L’inégalité politique en démocratie

Incompétence, impuissance, immoralité, autant de qualificatifs utilisés pour révéler le décalage existant entre les représentants et les représentés. Cet Essai de Béligh et Hamdi Nabli donne des pistes pour comprendre cette défiance et y répondre.

Une figure de l’élite politique : le représentant national
La philosophie de la démocratie représentative et la théorie de l’élitisme politique postulent la sélectivité, pas seulement électorale, de la fonction de « représentant-gouvernant ». Avec le glissement de la « représentation-mandat » à la « représentation nationale », la bourgeoisie (revendicatrice) s’est accaparée le concept de représentation pour l’articuler avec le mythe de la Nation et l’inscrire dans un discours de légitimation du pouvoir par une élite élue. Un tel discours se fonde notamment sur les théories contractualistes des XVIIe et XVIIIe siècles.

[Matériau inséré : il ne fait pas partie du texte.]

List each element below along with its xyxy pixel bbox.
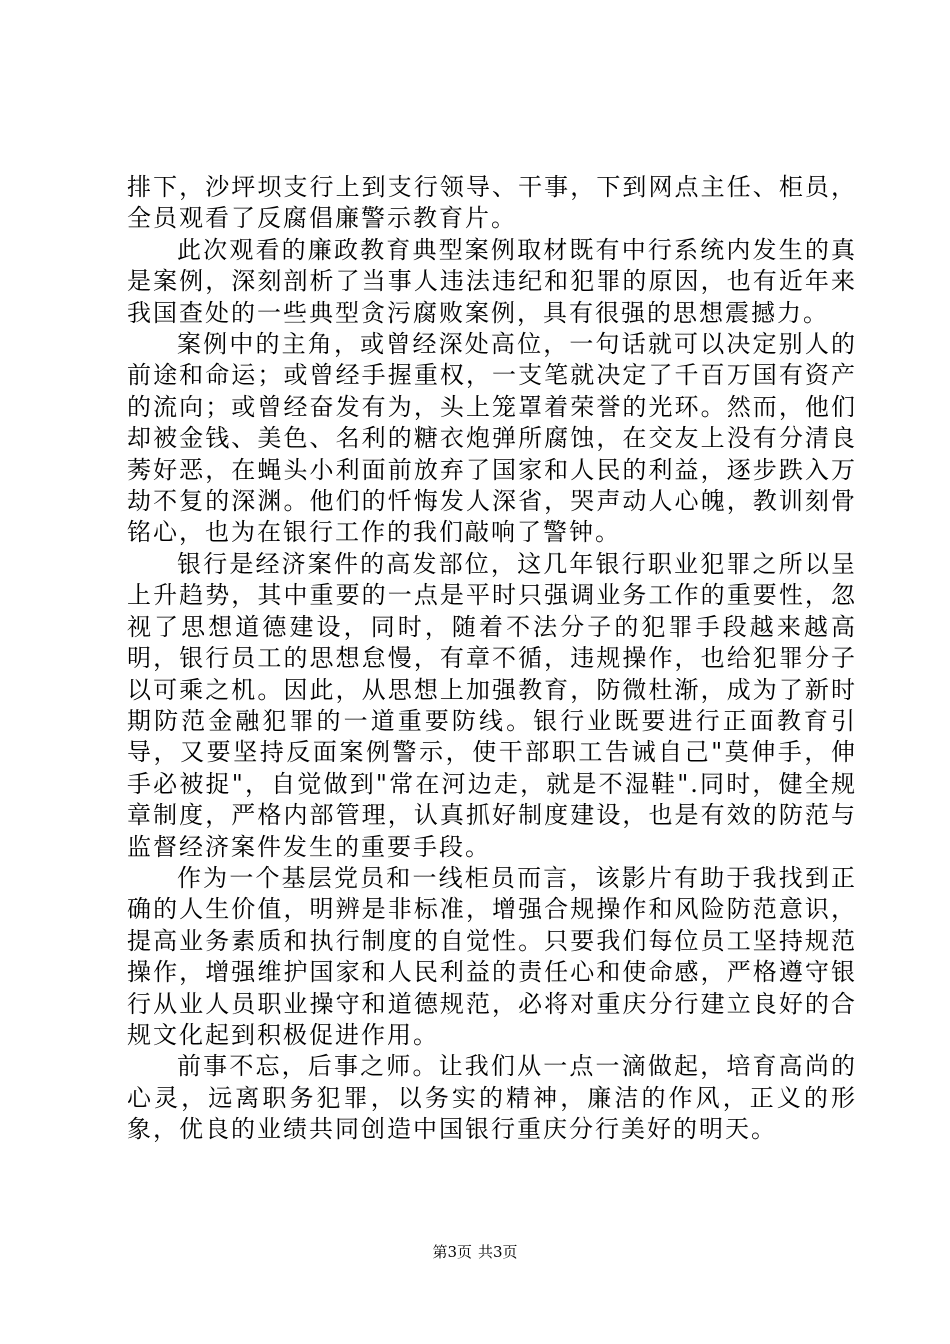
paragraph-4: 银行是经济案件的高发部位，这几年银行职业犯罪之所以呈上升趋势，其中重要的一点是平时只强调业务工作的重要性，忽视了思想道德建设，同时，随着不法分子的犯罪手段越来越高明，银行员工的思想怠慢，有章不循，违规操作，也给犯罪分子以可乘之机。因此，从思想上加强教育，防微杜渐，成为了新时期防范金融犯罪的一道重要防线。银行业既要进行正面教育引导，又要坚持反面案例警示，使干部职工告诫自己"莫伸手，伸手必被捉"，自觉做到"常在河边走，就是不湿鞋".同时，健全规章制度，严格内部管理，认真抓好制度建设，也是有效的防范与监督经济案件发生的重要手段。 (127, 549, 857, 861)
document-body (127, 172, 857, 1146)
page-number: 第3页 (432, 1243, 472, 1261)
page-total: 共3页 (478, 1243, 518, 1261)
paragraph-5: 作为一个基层党员和一线柜员而言，该影片有助于我找到正确的人生价值，明辨是非标准，增强合规操作和风险防范意识，提高业务素质和执行制度的自觉性。只要我们每位员工坚持规范操作，增强维护国家和人民利益的责任心和使命感，严格遵守银行从业人员职业操守和道德规范，必将对重庆分行建立良好的合规文化起到积极促进作用。 (127, 863, 857, 1049)
paragraph-1: 排下，沙坪坝支行上到支行领导、干事，下到网点主任、柜员，全员观看了反腐倡廉警示教育片。 (127, 173, 857, 233)
paragraph-6: 前事不忘，后事之师。让我们从一点一滴做起，培育高尚的心灵，远离职务犯罪，以务实的精神，廉洁的作风，正义的形象，优良的业绩共同创造中国银行重庆分行美好的明天。 (127, 1052, 857, 1144)
paragraph-2: 此次观看的廉政教育典型案例取材既有中行系统内发生的真是案例，深刻剖析了当事人违法违纪和犯罪的原因，也有近年来我国查处的一些典型贪污腐败案例，具有很强的思想震撼力。 (127, 235, 857, 327)
paragraph-3: 案例中的主角，或曾经深处高位，一句话就可以决定别人的前途和命运；或曾经手握重权，一支笔就决定了千百万国有资产的流向；或曾经奋发有为，头上笼罩着荣誉的光环。然而，他们却被金钱、美色、名利的糖衣炮弹所腐蚀，在交友上没有分清良莠好恶，在蝇头小利面前放弃了国家和人民的利益，逐步跌入万劫不复的深渊。他们的忏悔发人深省，哭声动人心魄，教训刻骨铭心，也为在银行工作的我们敲响了警钟。 (127, 330, 857, 547)
page-footer (0, 1242, 950, 1262)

Pourtant, l’exercice du pouvoir ne peut être assumé de manière spécialisée et efficace que par une ou plusieurs élites. Selon les néo-machiavéliens italiens – Pareto, Michels et Mosca –, la démocratie tend naturellement à l’oligarchie. D’ailleurs, les prévisions pessimistes, ou du moins cycliques, de la théorie élitiste italienne se voient comme confirmées : les progrès formels de l’égalité politique contrastent avec la crise de représentativité réelle de la représentation nationale.

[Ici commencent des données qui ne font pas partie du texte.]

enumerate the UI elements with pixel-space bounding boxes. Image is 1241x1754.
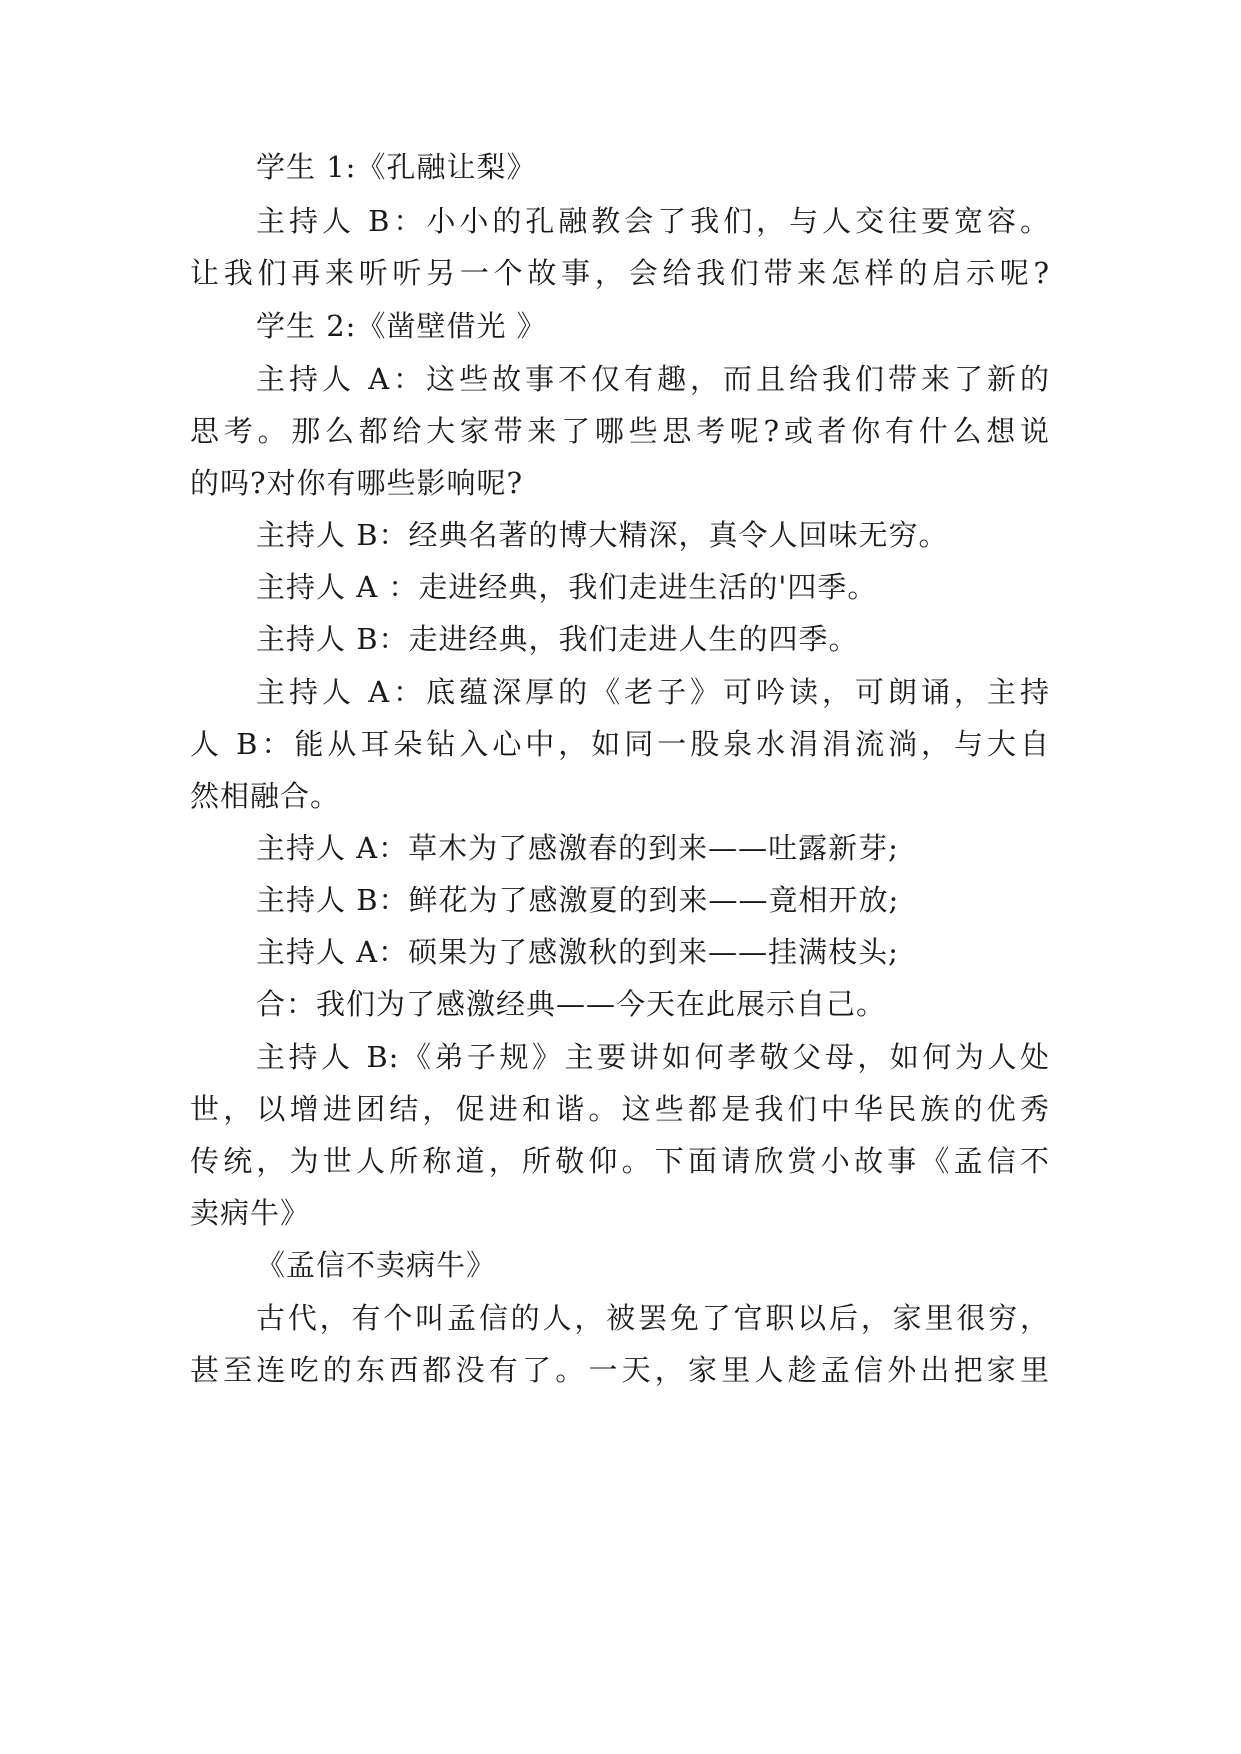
paragraph-line: 学生 2:《凿壁借光 》 [256,309,547,343]
paragraph-line: 的吗?对你有哪些影响呢? [190,466,524,500]
paragraph-line: 传统，为世人所称道，所敬仰。下面请欣赏小故事《孟信不 [190,1144,1050,1178]
paragraph-line: 主持人 A：草木为了感激春的到来——吐露新芽; [256,831,899,865]
paragraph-line: 世，以增进团结，促进和谐。这些都是我们中华民族的优秀 [190,1092,1050,1126]
paragraph-line: 主持人 B：小小的孔融教会了我们，与人交往要宽容。 [256,204,1050,238]
paragraph-line: 主持人 A：底蕴深厚的《老子》可吟读，可朗诵，主持 [256,675,1050,709]
paragraph-line: 学生 1:《孔融让梨》 [256,150,537,184]
paragraph-line: 然相融合。 [190,779,341,813]
paragraph-line: 甚至连吃的东西都没有了。一天，家里人趁孟信外出把家里 [190,1353,1050,1387]
paragraph-line: 主持人 A：这些故事不仅有趣，而且给我们带来了新的 [256,362,1050,396]
paragraph-line: 主持人 A ：走进经典，我们走进生活的'四季。 [256,570,878,604]
paragraph-line: 主持人 B：走进经典，我们走进人生的四季。 [256,622,859,656]
paragraph-line: 主持人 B：经典名著的博大精深，真令人回味无穷。 [256,518,949,552]
paragraph-line: 主持人 A：硕果为了感激秋的到来——挂满枝头; [256,935,899,969]
paragraph-line: 合：我们为了感激经典——今天在此展示自己。 [256,987,887,1021]
paragraph-line: 主持人 B:《弟子规》主要讲如何孝敬父母，如何为人处 [256,1040,1050,1074]
paragraph-line: 思考。那么都给大家带来了哪些思考呢?或者你有什么想说 [190,414,1050,448]
story-title: 《孟信不卖病牛》 [256,1248,497,1282]
paragraph-line: 古代，有个叫孟信的人，被罢免了官职以后，家里很穷， [256,1301,1050,1335]
paragraph-line: 卖病牛》 [190,1196,311,1230]
paragraph-line: 人 B：能从耳朵钻入心中，如同一股泉水涓涓流淌，与大自 [190,727,1050,761]
paragraph-line: 主持人 B：鲜花为了感激夏的到来——竟相开放; [256,883,900,917]
paragraph-line: 让我们再来听听另一个故事，会给我们带来怎样的启示呢? [190,256,1050,290]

Représentants de la Nation et représentation de la société
Le déficit de représentativité politique et sociologique des élus nationaux nourrit la montée en puissance de l’exigence de « ressemblance » entre représentants et représentés. Avec près de quarante nouveaux députés élus, les résultats des élections législatives de juin 2012 semblaient amorcer un renouvellement générationnel avec un progrès de la parité et l’entrée « en force » de la diversité. En réalité, la morphologie du corps législatif demeure décalée par rapport à la société (prééminence de l’homme blanc, sous-représentation des jeunes, des femmes, de la diversité visible et de nombreuses catégories professionnelles). Une forme de distribution sociale inégalitaire des mandats politiques continue de s’opérer en fonction des origines sociales, de l’âge, du sexe, etc. Une élite sociale exerce une véritable emprise sur les mandats électifs. En réaction, une politiké de la ressemblance tend à se substituer à la politiké de la représentation. Un équilibre entre les deux logiques est nécessaire en vue de démocratiser la démocratie.

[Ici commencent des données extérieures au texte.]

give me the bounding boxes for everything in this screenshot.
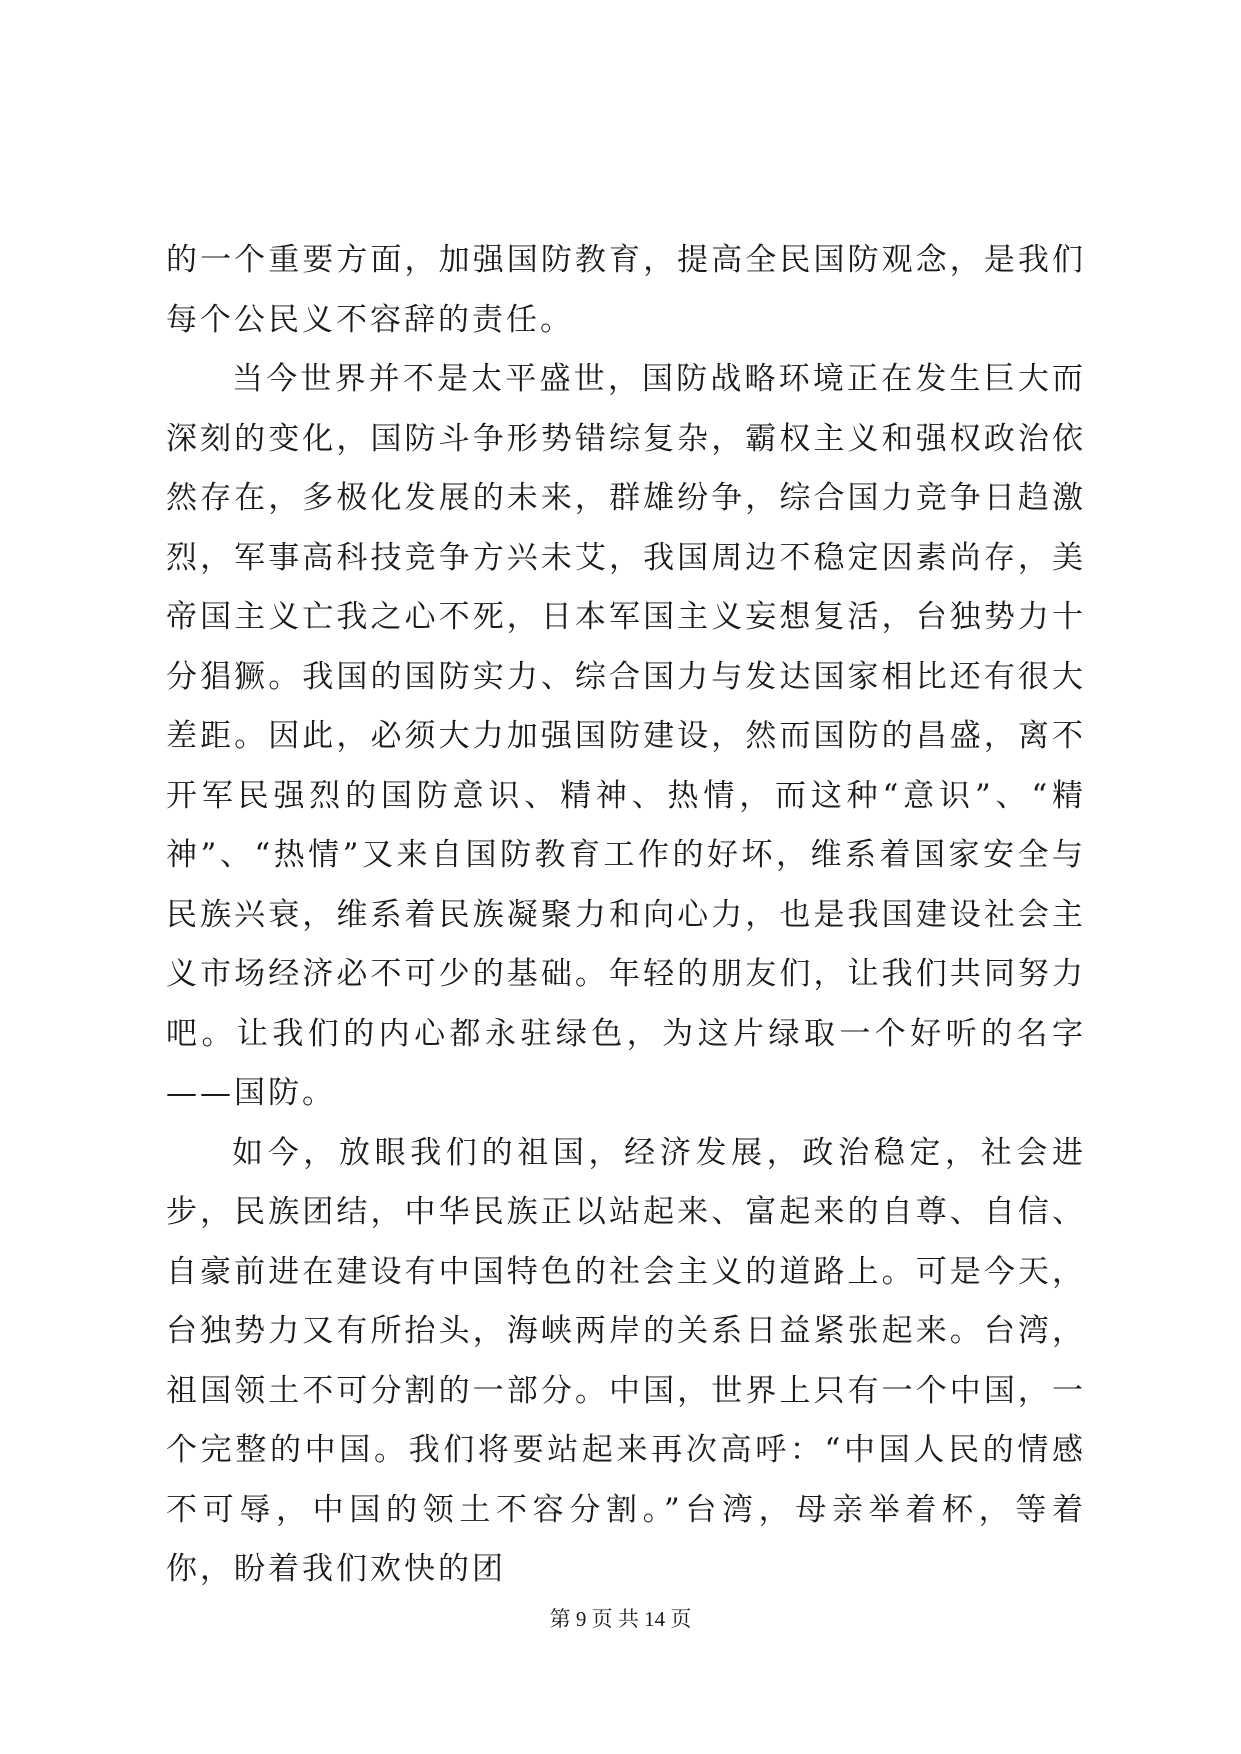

Pour une démocratisation de la démocratie
La « démocratisation de la démocratie » suppose le renforcement de la représentativité (politique et sociologique) de la représentation nationale, d’une part ; l’amélioration des modalités de la participation politique au-delà du jeu électoral, d’autre part.
Le premier axe suppose notamment : de modifier le mode de scrutin aux élections législatives en vue d’instiller une dose de proportionnelle pour les élections législatives, avec l’institution d’une réserve de 20 % des sièges ; de combiner une interdiction du cumul d’un mandat parlementaire avec un mandat d’exécutif local dès (les élections municipales de) 2014 avec une interdiction du cumul des mandats dans le temps (deux mandats parlementaires successifs au maximum) ; d’instituer un âge maximal pour se présenter à un mandat parlementaire sur la base de l’âge limite du départ à la retraite (70 ans).
Le second axe de la démocratisation s’inscrit au-delà de la sphère électorale représentative. La crise de la « représentation politique » entendue comme une crise des institutions représentatives classiques donne lieu à des expériences nouvelles à travers des modes de participation non-électorale (modèle participatif et délibératif, procédure de question prioritaire de constitutionnalité, droit de pétition, tirage au sort, jurys citoyens, etc.) qu’il convient de perfectionner dans la perspective d’une « République des citoyens ».